By ZACH URNESS/Salem Statesman Journal
SALEM — Two finalists have been picked to become the next director of the Oregon Department of Fish and Wildlife.
Debbie Colbert and Kaitlin Lovell were selected from a pool of 30 candidates to lead an agency with more than 1,000 employees and the often polarizing task of managing the state’s fauna. Either would become the first woman to ever hold the position in the agency with a history dating back to the 1800s.
Curt Melcher, who had been director since 2014, retired in April.
Colbert is current ODFW deputy director for fish and wildlife programs while Lovell leads the Portland Bureau of Environmental Services on stream restoration. They were chosen by a subcommittee that included two members of the Fish and Wildlife Commission and two representatives of Gov. Tina Kotek’s office.
The candidates will have a public question and answer session Friday before the full commission meeting at ODFW headquarters in Salem. Afterward, the commission may pick the new director. The meeting is open to the public and will be streamed live at: www.dfw.state.or.us/agency/commission/
The job is one of Oregon’s more challenging, often putting the agency in the middle of the state’s urban-rural divide over issues such as wolf and cougar management, hatchery versus wild fish, and the cost for fishing and hunting licenses, among many other issues.
Other candidates considered were Shannon Hurn, ODFW deputy director for administration, and Jason Miner, former natural resources policy advisor for former Gov. Kate Brown.
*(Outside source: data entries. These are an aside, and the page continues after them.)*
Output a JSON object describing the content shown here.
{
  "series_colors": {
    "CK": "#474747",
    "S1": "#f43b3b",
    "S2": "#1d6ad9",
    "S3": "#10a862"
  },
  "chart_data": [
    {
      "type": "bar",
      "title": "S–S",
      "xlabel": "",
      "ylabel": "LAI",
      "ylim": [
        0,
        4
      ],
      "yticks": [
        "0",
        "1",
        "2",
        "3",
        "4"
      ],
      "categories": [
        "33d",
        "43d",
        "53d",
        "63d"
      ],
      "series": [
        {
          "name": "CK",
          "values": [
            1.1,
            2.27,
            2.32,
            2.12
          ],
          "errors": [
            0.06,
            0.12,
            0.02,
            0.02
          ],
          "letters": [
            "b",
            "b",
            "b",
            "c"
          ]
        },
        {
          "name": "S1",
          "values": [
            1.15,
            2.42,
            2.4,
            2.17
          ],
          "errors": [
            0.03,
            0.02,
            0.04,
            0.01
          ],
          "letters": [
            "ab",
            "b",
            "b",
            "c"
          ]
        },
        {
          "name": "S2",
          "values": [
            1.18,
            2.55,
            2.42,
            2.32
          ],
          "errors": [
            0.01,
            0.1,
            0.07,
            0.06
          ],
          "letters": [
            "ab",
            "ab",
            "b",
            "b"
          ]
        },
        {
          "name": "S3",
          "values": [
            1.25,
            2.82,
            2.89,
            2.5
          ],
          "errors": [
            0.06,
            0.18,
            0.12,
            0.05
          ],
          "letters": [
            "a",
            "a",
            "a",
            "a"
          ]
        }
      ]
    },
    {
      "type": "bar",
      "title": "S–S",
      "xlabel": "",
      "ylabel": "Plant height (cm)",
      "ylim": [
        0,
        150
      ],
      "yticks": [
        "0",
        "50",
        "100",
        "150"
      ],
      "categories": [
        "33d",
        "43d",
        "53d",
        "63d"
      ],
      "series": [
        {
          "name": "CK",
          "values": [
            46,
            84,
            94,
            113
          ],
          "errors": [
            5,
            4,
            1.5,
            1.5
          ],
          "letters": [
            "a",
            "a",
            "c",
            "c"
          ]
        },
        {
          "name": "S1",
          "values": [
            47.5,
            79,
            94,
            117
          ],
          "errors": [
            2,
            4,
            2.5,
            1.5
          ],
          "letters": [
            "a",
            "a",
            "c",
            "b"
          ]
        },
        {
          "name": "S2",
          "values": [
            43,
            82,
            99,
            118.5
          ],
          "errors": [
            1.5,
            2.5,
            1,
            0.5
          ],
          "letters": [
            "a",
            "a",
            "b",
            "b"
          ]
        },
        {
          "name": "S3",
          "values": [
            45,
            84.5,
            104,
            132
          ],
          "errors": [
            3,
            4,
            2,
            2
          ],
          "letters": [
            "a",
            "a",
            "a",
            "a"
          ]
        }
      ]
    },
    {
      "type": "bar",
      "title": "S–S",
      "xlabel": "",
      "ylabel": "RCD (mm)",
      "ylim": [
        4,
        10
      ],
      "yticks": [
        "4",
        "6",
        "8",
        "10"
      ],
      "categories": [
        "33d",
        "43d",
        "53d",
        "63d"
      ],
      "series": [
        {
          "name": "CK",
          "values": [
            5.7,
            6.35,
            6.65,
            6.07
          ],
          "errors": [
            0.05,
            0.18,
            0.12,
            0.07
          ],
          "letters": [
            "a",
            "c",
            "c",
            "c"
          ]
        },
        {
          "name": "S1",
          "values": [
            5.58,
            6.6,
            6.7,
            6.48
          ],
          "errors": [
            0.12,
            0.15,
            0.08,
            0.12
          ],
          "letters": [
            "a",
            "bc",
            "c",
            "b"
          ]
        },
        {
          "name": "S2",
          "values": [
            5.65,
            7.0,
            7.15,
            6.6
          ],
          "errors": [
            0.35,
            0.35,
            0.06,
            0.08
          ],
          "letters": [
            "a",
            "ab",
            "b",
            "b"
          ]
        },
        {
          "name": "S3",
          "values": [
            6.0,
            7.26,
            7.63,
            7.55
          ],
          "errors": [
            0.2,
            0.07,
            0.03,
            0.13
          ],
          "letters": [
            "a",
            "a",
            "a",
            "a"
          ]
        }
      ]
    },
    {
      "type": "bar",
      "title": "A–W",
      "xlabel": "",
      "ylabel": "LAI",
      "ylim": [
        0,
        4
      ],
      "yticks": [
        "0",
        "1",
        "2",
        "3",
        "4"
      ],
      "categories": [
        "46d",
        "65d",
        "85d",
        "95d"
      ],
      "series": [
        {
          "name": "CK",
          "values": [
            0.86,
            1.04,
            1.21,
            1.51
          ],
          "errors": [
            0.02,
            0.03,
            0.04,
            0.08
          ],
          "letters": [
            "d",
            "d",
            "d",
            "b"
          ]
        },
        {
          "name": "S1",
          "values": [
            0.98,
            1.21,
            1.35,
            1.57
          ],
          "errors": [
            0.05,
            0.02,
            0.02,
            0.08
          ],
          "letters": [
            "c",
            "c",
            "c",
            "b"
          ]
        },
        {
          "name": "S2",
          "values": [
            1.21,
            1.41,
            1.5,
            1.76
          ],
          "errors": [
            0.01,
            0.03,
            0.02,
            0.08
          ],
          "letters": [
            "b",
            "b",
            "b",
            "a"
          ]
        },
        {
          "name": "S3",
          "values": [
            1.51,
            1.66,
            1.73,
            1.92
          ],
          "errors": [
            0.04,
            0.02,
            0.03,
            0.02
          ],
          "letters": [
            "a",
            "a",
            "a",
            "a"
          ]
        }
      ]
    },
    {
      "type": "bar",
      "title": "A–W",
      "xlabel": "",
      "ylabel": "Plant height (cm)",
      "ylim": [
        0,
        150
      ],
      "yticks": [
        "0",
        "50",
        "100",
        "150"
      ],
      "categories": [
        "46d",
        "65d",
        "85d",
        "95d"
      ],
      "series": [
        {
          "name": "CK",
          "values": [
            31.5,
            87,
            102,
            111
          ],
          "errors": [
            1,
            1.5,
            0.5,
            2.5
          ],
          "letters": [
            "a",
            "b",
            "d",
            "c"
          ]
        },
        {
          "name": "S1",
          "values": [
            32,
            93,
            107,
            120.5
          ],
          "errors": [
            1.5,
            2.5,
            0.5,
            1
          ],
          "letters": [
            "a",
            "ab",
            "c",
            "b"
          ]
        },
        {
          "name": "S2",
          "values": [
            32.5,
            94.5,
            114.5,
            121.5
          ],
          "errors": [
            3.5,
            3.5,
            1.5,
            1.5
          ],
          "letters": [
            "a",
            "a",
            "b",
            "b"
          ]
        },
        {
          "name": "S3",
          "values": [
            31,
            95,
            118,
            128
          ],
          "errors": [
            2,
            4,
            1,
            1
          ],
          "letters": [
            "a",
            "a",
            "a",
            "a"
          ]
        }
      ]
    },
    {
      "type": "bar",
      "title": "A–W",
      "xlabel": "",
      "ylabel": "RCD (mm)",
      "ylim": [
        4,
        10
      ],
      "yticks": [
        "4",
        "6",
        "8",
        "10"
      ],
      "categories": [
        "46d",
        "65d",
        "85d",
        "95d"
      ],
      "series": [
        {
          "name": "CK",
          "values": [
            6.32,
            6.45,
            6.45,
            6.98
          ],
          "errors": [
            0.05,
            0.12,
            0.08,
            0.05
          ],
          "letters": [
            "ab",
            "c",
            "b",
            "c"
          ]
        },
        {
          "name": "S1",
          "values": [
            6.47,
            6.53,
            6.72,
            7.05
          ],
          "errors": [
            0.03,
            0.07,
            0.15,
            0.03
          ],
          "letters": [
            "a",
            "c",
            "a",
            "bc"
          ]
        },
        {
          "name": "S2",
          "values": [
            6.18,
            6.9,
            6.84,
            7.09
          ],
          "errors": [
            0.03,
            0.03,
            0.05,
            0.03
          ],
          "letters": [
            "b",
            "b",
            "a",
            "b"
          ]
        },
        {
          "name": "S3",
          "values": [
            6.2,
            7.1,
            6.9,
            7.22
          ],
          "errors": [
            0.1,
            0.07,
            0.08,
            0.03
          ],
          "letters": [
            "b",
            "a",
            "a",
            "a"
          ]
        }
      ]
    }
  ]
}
Colbert has worked for two decades on natural resources issues, according to the biography provided by the hiring committee.
Since 2021, Colbert has served as ODFW’s deputy director for fish and wildlife programs, overseeing fish, wildlife, habitat, and regional programs statewide as well as legislative engagement.
“In this leadership role, she has been thrilled to collaborate with ODFW’s many talented staff, hunters, anglers, tribal leaders and staff, volunteers, landowners, state and federal agency staff, elected officials, and statewide advocacy groups,” the biography said.
Previously, Colbert served six years as the board of trustees administrator at Oregon State University. Before that, she worked for five years as ODFW’s deputy director for administration.
Colbert earned a bachelor’s degree in biology and has a master’s in oceanography and a doctorate in interdisciplinary oceanography. She was selected as a 2022 National Conservation Leadership Fellow.
“Debbie is passionate about working with diverse groups to advance Oregon’s fish, wildlife, and habitat,” the biography said.
Lovell has led the City of Portland’s efforts to protect and restore fish and wildlife and their habitats since 2007, the provided biography said.
“Lovell has strategically transformed degraded waterways, resolved competing land uses, protected fish and wildlife against acute climate impacts, and centered frontline communities, especially Indigenous communities, in fish and wildlife management,” the biography said.